The Muses of Bashevis Singer: Born in 1902, Polish writer Isaac Bashevis Singer, emigrated to the United States in 1935. He wrote for the Yiddish newspaper The Forward, but eventually – due to his English translations – his work reached outside the Yiddish-speaking Jewish population, netting him the Nobel Prize for Literature in 1978. Singer blurred the lines between fiction and autobiography, and many of the situations in his complicated love life were mirrored in his stories and books. Always a lover of women, he not only had a wife left behind in Poland, but one in the U.S., a mistress for 30 years, and a bevy of female translators, many of whom he was rumored to have made love to.
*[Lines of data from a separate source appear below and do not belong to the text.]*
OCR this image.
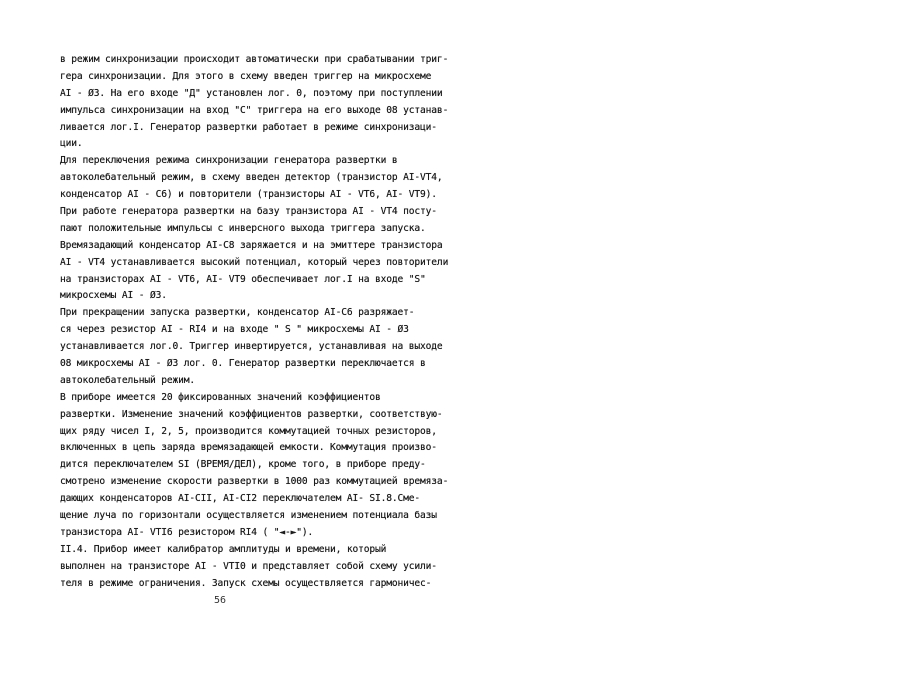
в режим синхронизации происходит автоматически при срабатывании триг-
гера синхронизации. Для этого в схему введен триггер на микросхеме
AI - Ø3. На его входе "Д" установлен лог. 0, поэтому при поступлении
импульса синхронизации на вход "С" триггера на его выходе 08 устанав-
ливается лог.I. Генератор развертки работает в режиме синхронизаци-
ции.
Для переключения режима синхронизации генератора развертки в
автоколебательный режим, в схему введен детектор (транзистор AI-VT4,
конденсатор AI - С6) и повторители (транзисторы AI - VT6, AI- VT9).
При работе генератора развертки на базу транзистора AI - VT4 посту-
пают положительные импульсы с инверсного выхода триггера запуска.
Времязадающий конденсатор AI-С8 заряжается и на эмиттере транзистора
AI - VT4 устанавливается высокий потенциал, который через повторители
на транзисторах AI - VT6, AI- VT9 обеспечивает лог.I на входе "S"
микросхемы AI - Ø3.
При прекращении запуска развертки, конденсатор AI-С6 разряжает-
ся через резистор AI - RI4 и на входе " S " микросхемы AI - Ø3
устанавливается лог.0. Триггер инвертируется, устанавливая на выходе
08 микросхемы AI - Ø3 лог. 0. Генератор развертки переключается в
автоколебательный режим.
В приборе имеется 20 фиксированных значений коэффициентов
развертки. Изменение значений коэффициентов развертки, соответствую-
щих ряду чисел I, 2, 5, производится коммутацией точных резисторов,
включенных в цепь заряда времязадающей емкости. Коммутация произво-
дится переключателем SI (ВРЕМЯ/ДЕЛ), кроме того, в приборе преду-
смотрено изменение скорости развертки в 1000 раз коммутацией времяза-
дающих конденсаторов AI-СII, AI-СI2 переключателем AI- SI.8.Сме-
щение луча по горизонтали осуществляется изменением потенциала базы
транзистора AI- VTI6 резистором RI4 ( "◄-►").
II.4. Прибор имеет калибратор амплитуды и времени, который
выполнен на транзисторе AI - VTI0 и представляет собой схему усили-
теля в режиме ограничения. Запуск схемы осуществляется гармоничес-
56
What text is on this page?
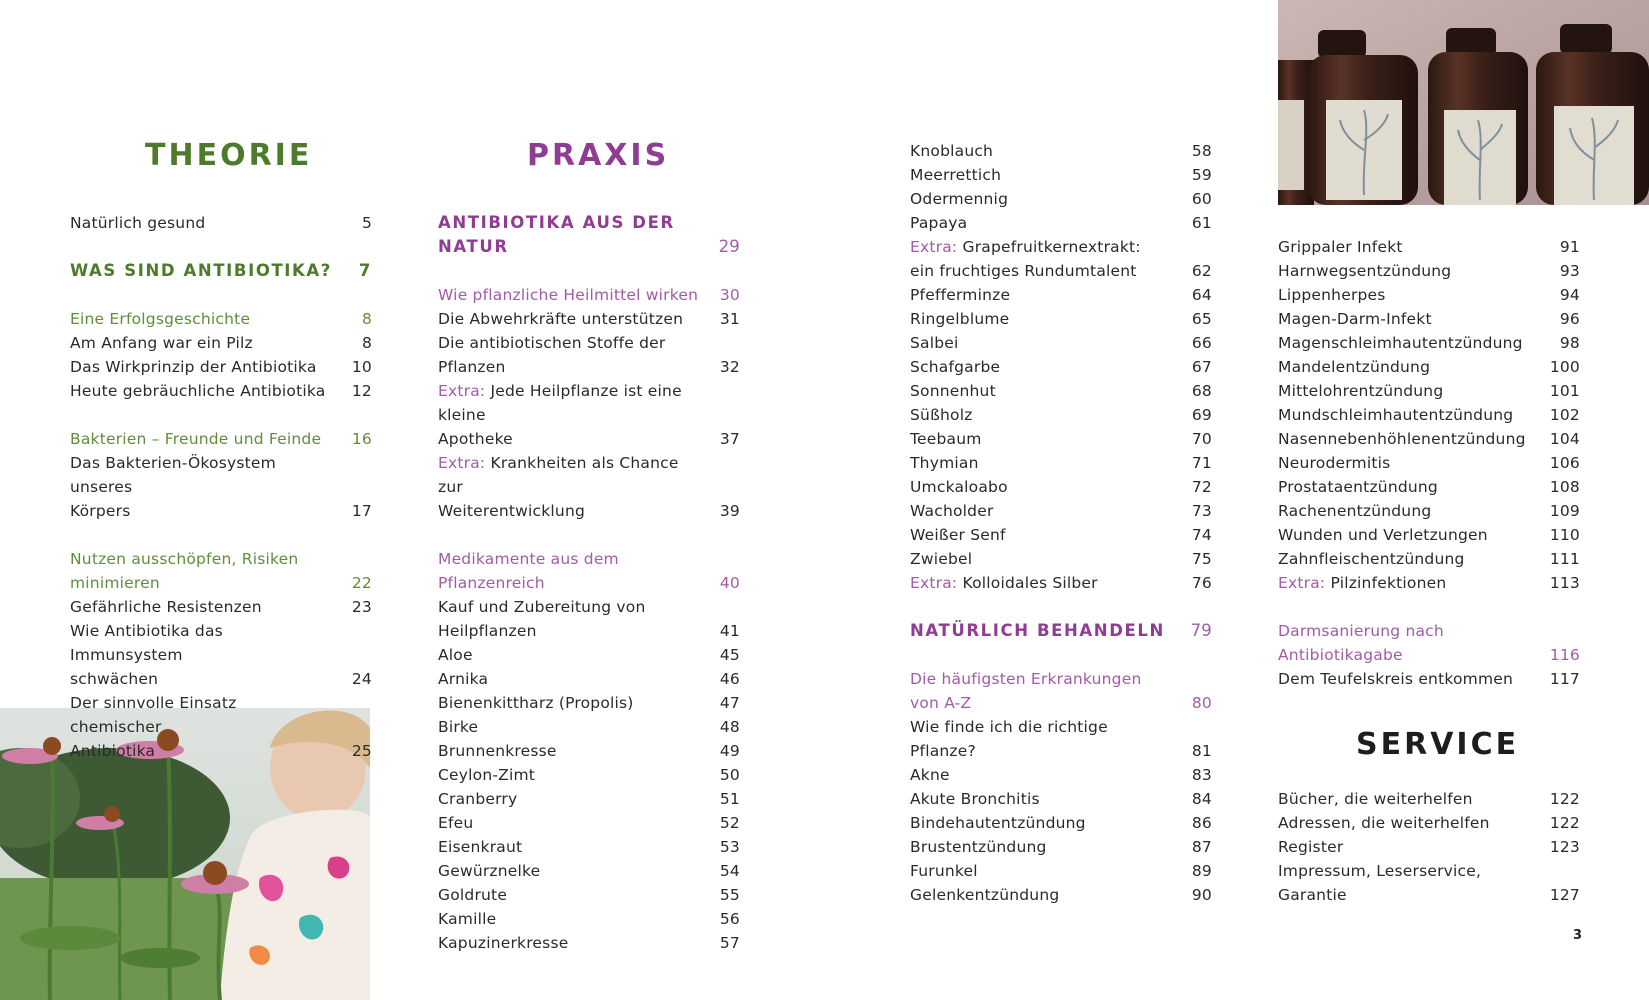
THEORIE	PRAXIS
SERVICE
Natürlich gesund	5
WAS SIND ANTIBIOTIKA?	7
Eine Erfolgsgeschichte	8
Am Anfang war ein Pilz	8
Das Wirkprinzip der Antibiotika	10
Heute gebräuchliche Antibiotika	12
Bakterien – Freunde und Feinde	16
Das Bakterien-Ökosystem unseres
Körpers	17
Nutzen ausschöpfen, Risiken
minimieren	22
Gefährliche Resistenzen	23
Wie Antibiotika das Immunsystem
schwächen	24
Der sinnvolle Einsatz chemischer
Antibiotika	25
ANTIBIOTIKA AUS DER
NATUR	29
Wie pflanzliche Heilmittel wirken	30
Die Abwehrkräfte unterstützen	31
Die antibiotischen Stoffe der
Pflanzen	32
Extra: Jede Heilpflanze ist eine kleine
Apotheke	37
Extra: Krankheiten als Chance zur
Weiterentwicklung	39
Medikamente aus dem Pflanzenreich	40
Kauf und Zubereitung von
Heilpflanzen	41
Aloe	45
Arnika	46
Bienenkittharz (Propolis)	47
Birke	48
Brunnenkresse	49
Ceylon-Zimt	50
Cranberry	51
Efeu	52
Eisenkraut	53
Gewürznelke	54
Goldrute	55
Kamille	56
Kapuzinerkresse	57
Knoblauch	58
Meerrettich	59
Odermennig	60
Papaya	61
Extra: Grapefruitkernextrakt:
ein fruchtiges Rundumtalent	62
Pfefferminze	64
Ringelblume	65
Salbei	66
Schafgarbe	67
Sonnenhut	68
Süßholz	69
Teebaum	70
Thymian	71
Umckaloabo	72
Wacholder	73
Weißer Senf	74
Zwiebel	75
Extra: Kolloidales Silber	76
NATÜRLICH BEHANDELN	79
Die häufigsten Erkrankungen
von A-Z	80
Wie finde ich die richtige Pflanze?	81
Akne	83
Akute Bronchitis	84
Bindehautentzündung	86
Brustentzündung	87
Furunkel	89
Gelenkentzündung	90
Grippaler Infekt	91
Harnwegsentzündung	93
Lippenherpes	94
Magen-Darm-Infekt	96
Magenschleimhautentzündung	98
Mandelentzündung	100
Mittelohrentzündung	101
Mundschleimhautentzündung	102
Nasennebenhöhlenentzündung	104
Neurodermitis	106
Prostataentzündung	108
Rachenentzündung	109
Wunden und Verletzungen	110
Zahnfleischentzündung	111
Extra: Pilzinfektionen	113
Darmsanierung nach
Antibiotikagabe	116
Dem Teufelskreis entkommen	117
Bücher, die weiterhelfen	122
Adressen, die weiterhelfen	122
Register	123
Impressum, Leserservice, Garantie	127
3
Because his English translations were vitally important in increasing his readership, he spent a lot of time in the company of these women. He would read his story aloud, searching for the right English words as he went along. His translators would type as he dictated, collaborating with him to find the best words and phrases. Even as he got older, he liked to surround himself with young women, and it appears he got inspiration from them even if they didn’t want to give him anything more than that.
This is an informative, warts-and-all look at a complicated man. He wanted fame and women (maybe not in that order) and he got both by writing insightful and masterful stories in a dying language. The interviews in this film are honest rather than kind, and they paint a portrait of a man who depended greatly on the skills of others, but who was slightly loath to give them as much credit as they might have deserved. The quality of his stories was such that he was able to always find translators, and no one seems to bear him a huge grudge for being a player. The film also deals with his feminist legacy (he wrote the original story for Yentl) and while he had a wife who always stood by him and a mistress to inspire, he also relied on women of intellect for the core of his work. I haven’t read Singer since I was in high school, and this was interesting enough to generate a desire in me to seek out more of his work. Not just for bibliophiles, this film is for anyone interested in a little known piece of a famous man’s life.
Final Grade: B
The Muses of Bashevis Singer plays at the SIFF Cinema Uptown on June 4 and the Harvard Exit on June 7.